Social media, as best epitomized by Facebook, has allowed millions of people an opportunity to share information about their lives.
The ability to make new friends and share communication with established relationships across the globe has never been easier.
However, Facebook and other online social media services present an assortment of issues, many of which are especially important for parents.
Chuck Smith, professor emeritus at Kansas State University, says increased usage of Facebook by children has sparked questions of how to prevent cyberbullying and protect their personal privacy.
Simultaneously, some parents have been forced to consider how much information they should share about their children on Facebook.
But despite the risks, Smith says using Facebook is worthwhile for children if parents remain aware.
“Facebook is a tool that could be used for good or bad,” Smith said. “It’s up to parents to help their children understand how to use it well and be vigilant about misuse.”

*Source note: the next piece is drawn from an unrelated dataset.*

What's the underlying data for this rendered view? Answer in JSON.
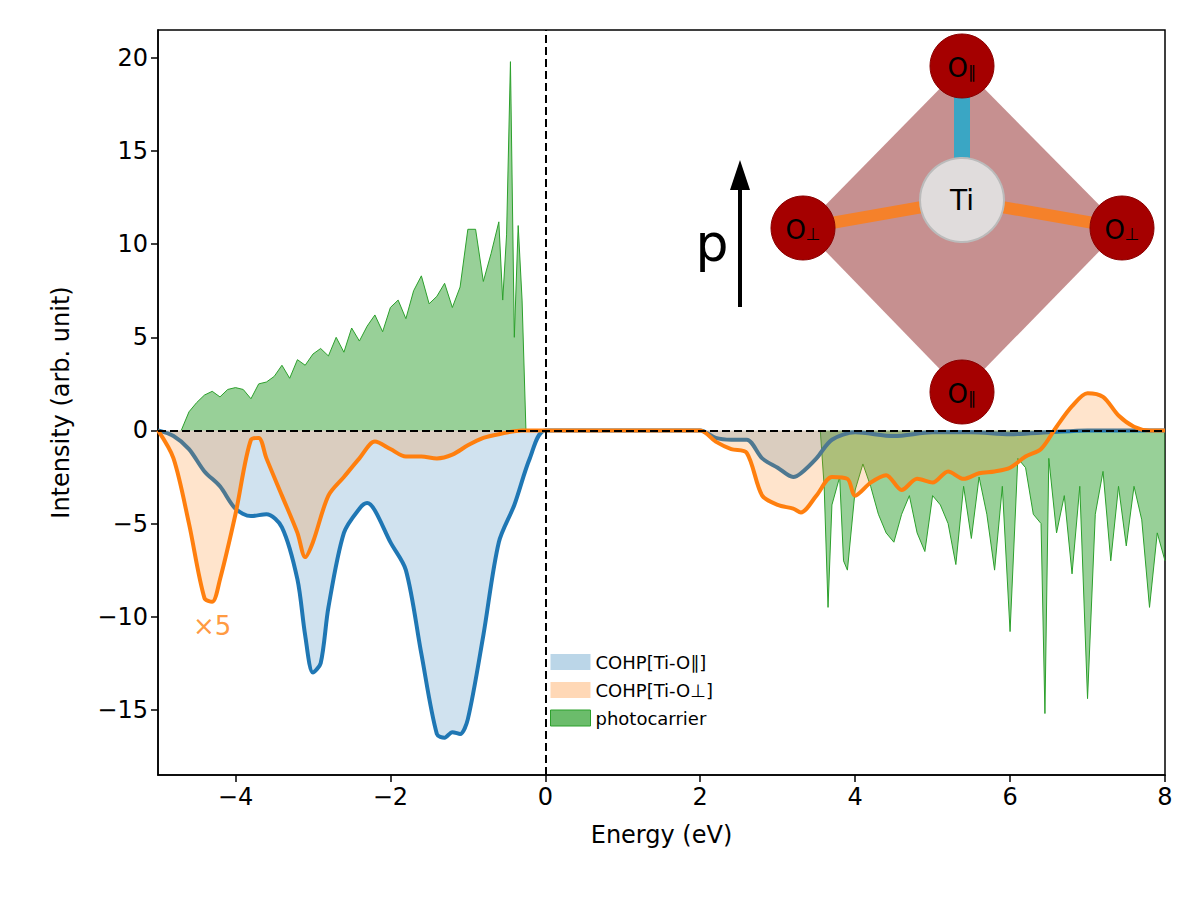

Smith believes online bullying is a primary concern for young Facebook users. To combat this risk, parents must retain essential control of a child’s Facebook account, he said.
This allows parents to read all posts and ensure the highest levels of security settings are in place.
Paying attention to appropriate security settings is a variety of contexts is essential to protect young Facebook users from online predators, says Smith.
Some of the recommendations by Smith will probably draw resistance from teens. For example, Smith advises parents of children under 16 years old to have the family use the computer in a common area.
“The impact on relationships could be with children regarding parents as too intrusive in their personal lives,” Smith said. “Though as long as the children are living in the home, parents have every right to be vigilant.
“For parents, vigilance changes with the child’s age, but you still have to be responsible.”
Although parents need to be diligent to protect their children, they should also allow a reasonable amount of freedom for children to make their own mistakes, Smith said.
Failure to allow a meaningful amount of freedom could be detrimental to the parental-child relationship.
“The younger generation is very much an online generation,” Smith said.
“We have to be realistic and teach them about the danger and responsibility of posting online and considering what they might say and how they might react. Parents who are overly restrictive might lose their opportunity.”
Even parents must be careful in their use of Facebook and other online venues — especially when it concerns their children.
Smith advises parents to consider their own security settings before sharing certain information about their children. The same principle applies for any sort of related information, including when the family will be on vacation.
“You have to be aware of who you have given permission to view the page,” Smith said.